Die Verkehrsgesellschaft Kreis Viersen (VKV) hat insgesamt zehn Buslinien innerhalb des Kreisgebiets neu vergeben. Den Zuschlag erhält das Unternehmen “Kraftverkehr Schwalmtal” (KVS). Dieses wird die zehn Linien ab Juli 2021 in Betrieb nehmen. Landrat Dr. Andreas Coenen und KVS-Inhaber Elmar von der Forst haben jetzt den Verkehrsvertrag unterzeichnet. Er ist für zehn Jahre gültig.

Erstmals wird eine Buslinie vollelektrisch bedient werden. Es handelt sich um die Linie 074 von Viersen über Dülken, Schwalmtal, Niederkrüchten, Brüggen und Bracht nach Kaldenkirchen.
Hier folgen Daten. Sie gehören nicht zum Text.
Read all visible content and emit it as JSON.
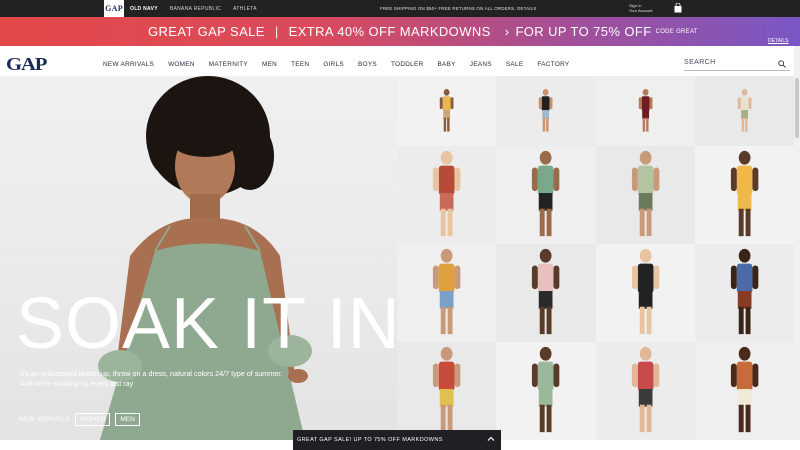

Die Elektrobusse können aufgrund der längeren Lieferzeit zum 1. Juli 2022 den Betrieb aufnehmen. “Zuverlässige Buslinien sind nicht nur wichtig für die Infrastruktur, sondern auch Teil der notwendigen Verkehrswende”, sagt Landrat Dr. Andreas Coenen. “Vor dem Hintergrund unseres Strebens nach Nachhaltigkeit ist insbesondere die Elektrobuslinie sinnvoll. Es ist wichtig, diese Art der emissionsfreien Mobilität auf einer Linie zu testen.” Ziel sei es, nach und nach weitere Linien auf Elektrobusse umzustellen. Ein entsprechendes Bonus-System ist Teil der Ausschreibung gewesen. “Emissionsfreie Mobilität ist ein zentraler Baustein der Klimastrategie des Kreises Viersen.”

Bei den zehn Linien handelt es sich um so genannte “Binnenlinien”, die allein innerhalb des Kreisgebiets fahren. Neu ist die Schnellbusverbindung von Lobberich über Boisheim nach Brüggen. Die übrigen Linien werden durch den fortgeschriebenen Nahverkehrsplan teilweise angepasst. Insgesamt rund 52 Busse wird der KVS einsetzen, davon vier Elektrobusse für die Linie 074.

Erstmals hat die VKV die Linien im Rahmen eines Vergabeverfahrens europaweit ausgeschrieben. Eine EU-Verordnung macht dies erforderlich. Bislang konnten die Linien direkt vergeben werden. Für die innerstädtischen Linien in Viersen war zudem eine Abstimmung mit der Stadt Viersen erforderlich. “Dass bei der europaweiten Ausschreibung ein Familienunternehmen aus dem Kreisgebiet das wirtschaftlichste Angebot abgegeben hat, freut uns sehr”, sagt Thomas Heil, Geschäftsführer der VKV. Das Schwalmtaler Unternehmen bedient bereits als Subunternehmer einige der Strecken im Kreis.